Antarktis: Schadstoffe im Schnee entdeckt
Die Eiswüste der Antarktis ist eine der entlegensten Regionen der Erde und kaum von menschlichen Aktivitäten betroffen. Eine neue Entdeckung zeigt jedoch, dass auch sie nicht immun gegen die Umweltschäden ist, die uns in dichter besiedelten Teilen der Welt plagen. So fanden Forscher*innen im antarktischen Schnee Chemikalien aus alltäglichen Körperpflegeprodukten (Personal Care Products, PCP) wie Kosmetika, Waschmitteln, Arzneimitteln und Deodorants.
Zu dieser Erkenntnis gelangten die Wissenschaftler*innen durch die Analyse von Oberflächenschneeproben an 18 Standorten entlang der Rossmeerküste, die dort 2021 und 2022 gesammelt wurden.
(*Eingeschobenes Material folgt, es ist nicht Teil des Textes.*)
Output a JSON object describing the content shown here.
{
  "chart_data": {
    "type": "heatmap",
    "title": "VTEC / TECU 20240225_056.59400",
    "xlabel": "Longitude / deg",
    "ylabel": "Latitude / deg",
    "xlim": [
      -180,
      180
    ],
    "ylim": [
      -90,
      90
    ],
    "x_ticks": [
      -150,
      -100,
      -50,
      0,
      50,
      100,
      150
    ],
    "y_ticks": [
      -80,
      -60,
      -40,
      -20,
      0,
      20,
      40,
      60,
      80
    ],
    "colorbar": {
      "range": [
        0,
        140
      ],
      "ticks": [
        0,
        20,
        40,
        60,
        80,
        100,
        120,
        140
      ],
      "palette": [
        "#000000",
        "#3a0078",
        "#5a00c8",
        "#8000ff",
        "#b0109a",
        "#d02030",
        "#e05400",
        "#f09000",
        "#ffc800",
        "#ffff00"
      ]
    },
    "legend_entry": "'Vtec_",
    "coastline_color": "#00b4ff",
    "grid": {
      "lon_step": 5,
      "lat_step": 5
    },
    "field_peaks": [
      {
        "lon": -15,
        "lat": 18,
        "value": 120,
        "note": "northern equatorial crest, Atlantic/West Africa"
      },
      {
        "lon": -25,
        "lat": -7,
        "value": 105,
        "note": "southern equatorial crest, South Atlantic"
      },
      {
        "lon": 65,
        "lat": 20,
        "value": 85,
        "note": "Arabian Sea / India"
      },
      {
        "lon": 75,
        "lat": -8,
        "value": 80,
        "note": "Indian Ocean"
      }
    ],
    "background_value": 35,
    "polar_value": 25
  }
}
Obwohl sich einige Probenentnahmestellen in der Nähe von Gebieten mit menschlicher Aktivität befanden, wie etwa saisonal genutzte Forschungsstationen, wurde die Mehrheit der Proben Hunderte von Kilometern von menschlichen Siedlungen entfernt entnommen.
Sie fanden jedoch in jeder Probe PCP-Chemikalien, wie es in einem Artikel bei Eos heißt, dem offiziellen Nachrichtenmagazin der American Geophysical Union (AGU) Von den 21 analysierten Chemikalien fielen drei Verbindungsfamilien besonders auf. Salicylate, die häufig als Konservierungsmittel in Kosmetika (einschließlich Lotionen, Shampoos und Spülungen) und pharmazeutischen Produkten verwendet werden, waren am häufigsten. Danach folgten UV-Filter aus Sonnenschutzmitteln. Aber auch Duftstoffe wie Moschus wurden nachgewiesen.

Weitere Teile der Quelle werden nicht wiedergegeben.